Further, the drive shaft 43 of the hydrostatic continuously variable transmission 40 is parallel to the crankshaft 5, and a part of the driveshaft 43 is arranged so as to overlap with the main bearings 37a and 37b bearing the crankshaft 5. The total length of the engine in the direction of the crankshaft 5 can be reduced.

Also, the oil passage 45 of the drive shaft 43 is not limited to the one dedicated to the hydrostatic continuously variable transmission 40, but the ACG 35,
Since it is used as a lubricating oil passage for each part of the engine such as the cylinder head 14 and the stepped transmission 46, the piping structure can be simplified also in this respect, and the power unit 4 of the internal combustion engine can be made compact.

Further, since the drive oil of the hydrostatic continuously variable transmission 40 and the engine oil for lubricating various parts of the engine are made common, there is no need to provide a separate oil supply structure for each, and the structure is simple and compact. It is possible to manage oil more easily because it is not necessary to manage a plurality of oils.

It should be noted that the present invention is not limited to the above-described embodiment, but can be variously modified.
The engine oil may be lubricated with the drive oil, and transmission oil may be used.

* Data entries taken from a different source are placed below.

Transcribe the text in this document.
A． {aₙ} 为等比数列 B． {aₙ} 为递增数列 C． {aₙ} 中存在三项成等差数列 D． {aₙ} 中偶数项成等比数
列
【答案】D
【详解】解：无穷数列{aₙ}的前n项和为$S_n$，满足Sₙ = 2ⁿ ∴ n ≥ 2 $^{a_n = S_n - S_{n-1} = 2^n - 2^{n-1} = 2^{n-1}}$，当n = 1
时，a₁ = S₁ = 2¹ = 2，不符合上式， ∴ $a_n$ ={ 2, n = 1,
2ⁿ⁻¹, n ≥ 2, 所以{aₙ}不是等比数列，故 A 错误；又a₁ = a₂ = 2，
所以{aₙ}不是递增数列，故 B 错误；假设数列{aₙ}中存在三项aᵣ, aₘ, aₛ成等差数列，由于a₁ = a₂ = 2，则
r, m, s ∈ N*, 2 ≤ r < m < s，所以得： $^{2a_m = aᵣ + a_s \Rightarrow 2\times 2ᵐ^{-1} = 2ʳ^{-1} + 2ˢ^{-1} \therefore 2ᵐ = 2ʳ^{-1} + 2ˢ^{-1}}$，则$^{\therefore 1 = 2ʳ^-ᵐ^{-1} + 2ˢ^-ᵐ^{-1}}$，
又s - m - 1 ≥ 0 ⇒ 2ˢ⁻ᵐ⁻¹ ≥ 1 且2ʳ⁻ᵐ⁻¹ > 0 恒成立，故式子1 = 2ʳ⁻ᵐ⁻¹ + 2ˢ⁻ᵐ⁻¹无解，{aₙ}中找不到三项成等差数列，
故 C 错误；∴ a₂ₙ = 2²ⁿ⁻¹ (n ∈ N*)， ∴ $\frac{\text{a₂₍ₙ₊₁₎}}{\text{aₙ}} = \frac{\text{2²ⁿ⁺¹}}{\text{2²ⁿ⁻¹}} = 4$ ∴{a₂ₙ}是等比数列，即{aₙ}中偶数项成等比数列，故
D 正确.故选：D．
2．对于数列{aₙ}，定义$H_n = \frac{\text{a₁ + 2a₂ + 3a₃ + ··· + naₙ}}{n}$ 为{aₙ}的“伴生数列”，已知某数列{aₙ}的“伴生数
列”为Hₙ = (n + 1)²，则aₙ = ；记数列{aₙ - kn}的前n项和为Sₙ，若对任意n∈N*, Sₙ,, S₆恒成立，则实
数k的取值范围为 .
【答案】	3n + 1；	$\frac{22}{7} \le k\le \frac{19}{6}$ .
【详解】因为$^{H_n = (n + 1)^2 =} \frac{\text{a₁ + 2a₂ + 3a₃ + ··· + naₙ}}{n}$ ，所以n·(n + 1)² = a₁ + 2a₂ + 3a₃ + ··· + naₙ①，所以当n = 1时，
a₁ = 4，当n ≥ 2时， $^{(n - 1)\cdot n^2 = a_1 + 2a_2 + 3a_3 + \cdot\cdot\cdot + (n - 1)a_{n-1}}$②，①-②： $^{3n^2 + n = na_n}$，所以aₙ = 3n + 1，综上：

Also, the oil passage 45 is not used for a lubricating oil passage of each part of the engine,
Each part of the engine can be supplied with oil via another oil path 45.

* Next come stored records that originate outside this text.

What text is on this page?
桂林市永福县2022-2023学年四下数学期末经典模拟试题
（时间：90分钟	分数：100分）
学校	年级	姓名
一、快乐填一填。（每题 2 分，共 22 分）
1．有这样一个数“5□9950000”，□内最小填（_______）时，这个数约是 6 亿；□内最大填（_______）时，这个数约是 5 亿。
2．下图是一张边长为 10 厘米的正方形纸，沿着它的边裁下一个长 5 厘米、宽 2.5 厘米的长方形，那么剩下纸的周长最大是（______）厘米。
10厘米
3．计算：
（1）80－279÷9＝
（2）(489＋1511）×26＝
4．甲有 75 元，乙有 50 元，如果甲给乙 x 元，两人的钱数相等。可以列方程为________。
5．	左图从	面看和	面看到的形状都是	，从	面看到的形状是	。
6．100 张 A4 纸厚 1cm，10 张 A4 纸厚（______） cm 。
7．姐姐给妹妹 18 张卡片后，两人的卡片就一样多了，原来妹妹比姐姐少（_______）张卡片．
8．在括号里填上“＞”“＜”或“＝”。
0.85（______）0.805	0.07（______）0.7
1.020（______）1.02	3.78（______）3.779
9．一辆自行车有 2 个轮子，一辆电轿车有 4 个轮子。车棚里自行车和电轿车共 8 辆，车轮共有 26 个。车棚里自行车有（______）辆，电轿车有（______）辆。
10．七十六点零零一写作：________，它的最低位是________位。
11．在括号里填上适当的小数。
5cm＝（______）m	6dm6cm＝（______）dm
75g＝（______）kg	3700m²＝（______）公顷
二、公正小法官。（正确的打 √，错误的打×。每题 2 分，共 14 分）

[Brief description of the drawings]

FIG. 1 is a longitudinal sectional view of a power unit of an internal combustion engine according to an embodiment.

FIG. 2 is a side view of a main part of a body of a four-wheel buggy equipped with the power unit.

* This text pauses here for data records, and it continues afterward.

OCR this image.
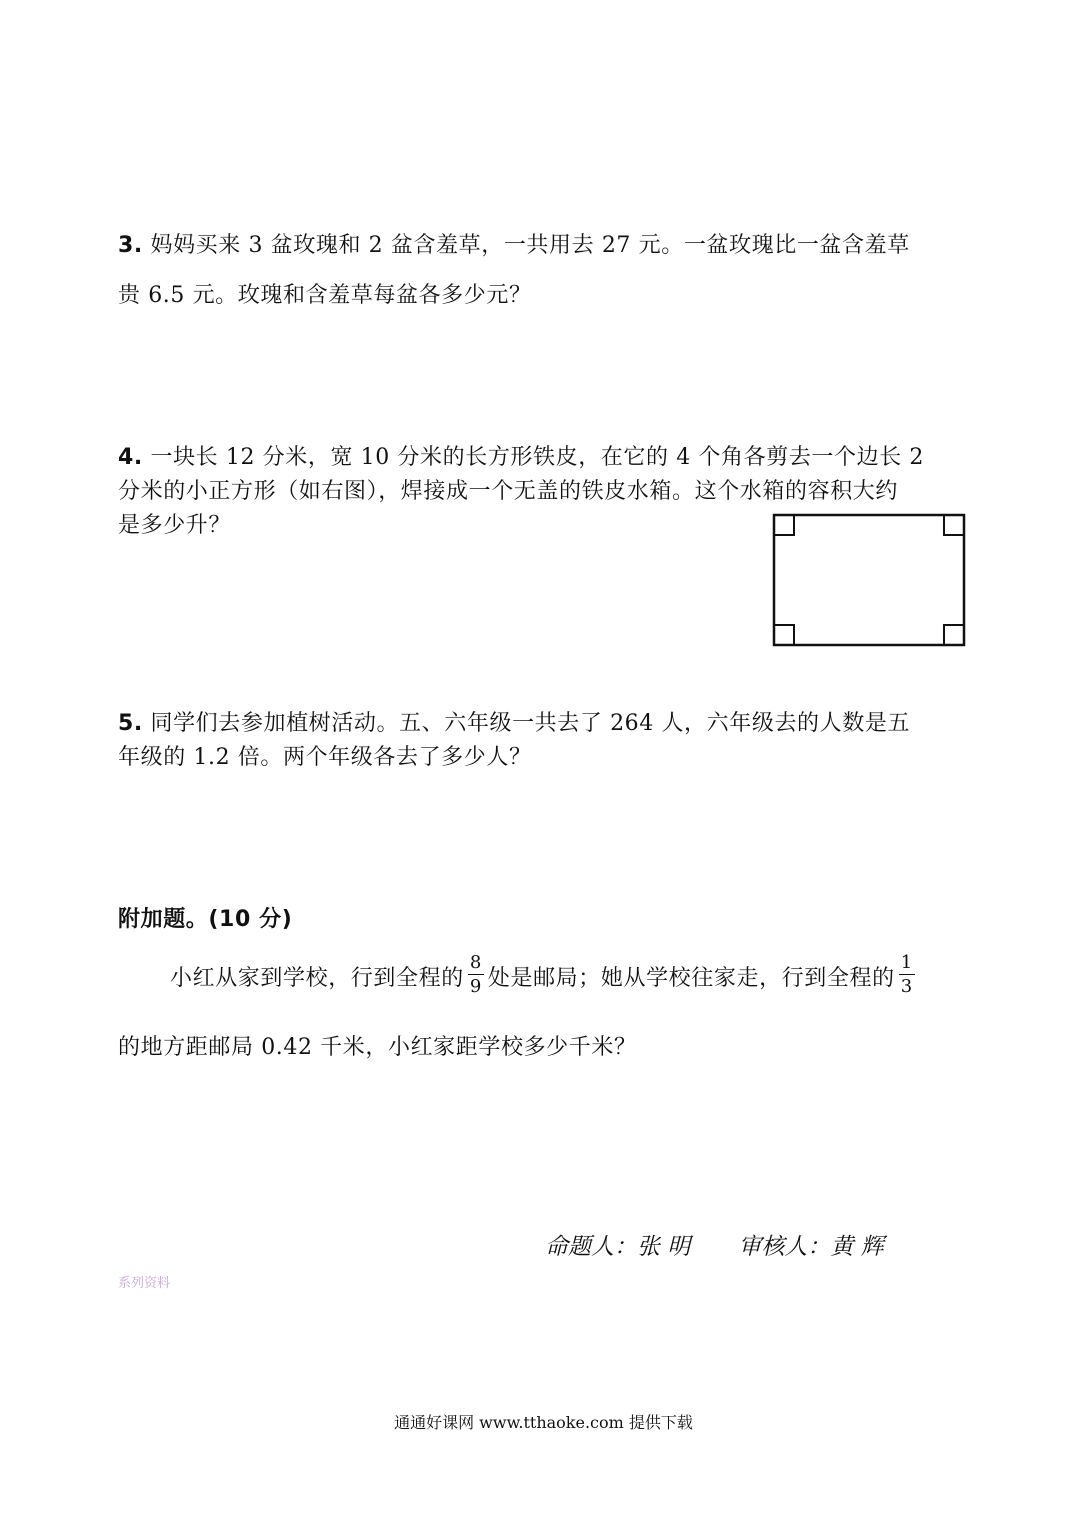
3. 妈妈买来 3 盆玫瑰和 2 盆含羞草，一共用去 27 元。一盆玫瑰比一盆含羞草
贵 6.5 元。玫瑰和含羞草每盆各多少元？
4. 一块长 12 分米，宽 10 分米的长方形铁皮，在它的 4 个角各剪去一个边长 2
分米的小正方形（如右图），焊接成一个无盖的铁皮水箱。这个水箱的容积大约
是多少升？
5. 同学们去参加植树活动。五、六年级一共去了 264 人，六年级去的人数是五
年级的 1.2 倍。两个年级各去了多少人？
附加题。(10 分)
小红从家到学校，行到全程的 $\frac{8}{9}$ 处是邮局；她从学校往家走，行到全程的 $\frac{1}{3}$
的地方距邮局 0.42 千米，小红家距学校多少千米？
命题人：张 明 审核人：黄 辉
系列资料
通通好课网 www.tthaoke.com 提供下载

Fig. 3 Refueling system diagram

FIG. 4 is a sectional view of a hydrostatic continuously variable transmission.

[Explanation of symbols]

4: Internal combustion engine power unit, 5: crankshaft, 6:
Output shaft, 20: oil cooler, 27: oil tank,
33: starting clutch, 35: ACG, 40: hydrostatic continuously variable transmission, 42: hydraulic pump, 43: drive shaft, 44: hydraulic motor, 45: oil path, 46: stepped transmission, 85: movable Swashplate

────────────────────────────────────────────────── ───

[Procedure amendment]

[Submission Date] September 17, 1999 (1999.9.1)
7)

[Procedure amendment 1]

[Document name to be amended] Statement

[Correction target item name] 0004

[Correction method] Change

[Correction contents]

[0004]

To solve the above-mentioned problems, a power unit of an internal combustion engine according to the present invention is characterized in that a hydrostatic continuously variable transmission is built in a crankcase of the engine .

 ────────────────────────────────────────────────── ─── Continued on the front page (72) Inventor Hideyuki Tawara 1-4-1 Chuo, Wako-shi, Saitama F-term in Honda R & D Co., Ltd. (Reference) 3D042 AA06 AB05 AB17 BA02 BA05 BA07 BA08 BA11 BA13 BA18 BA19 BB03 BB05 BC02 BC03 BC06 BC13

Claims (3)

[Claims] 1. A power unit for an internal combustion engine, wherein a hydrostatic continuously variable transmission is built in a crankcase of the engine. 2. A power unit for an internal combustion engine according to claim 1, wherein a drive shaft of said hydrostatic continuously variable transmission is an oil passage. 3. The power unit for an internal combustion engine according to claim 1, wherein the oil for lubricating the engine and the driving oil for the hydrostatic continuously variable transmission are used in common.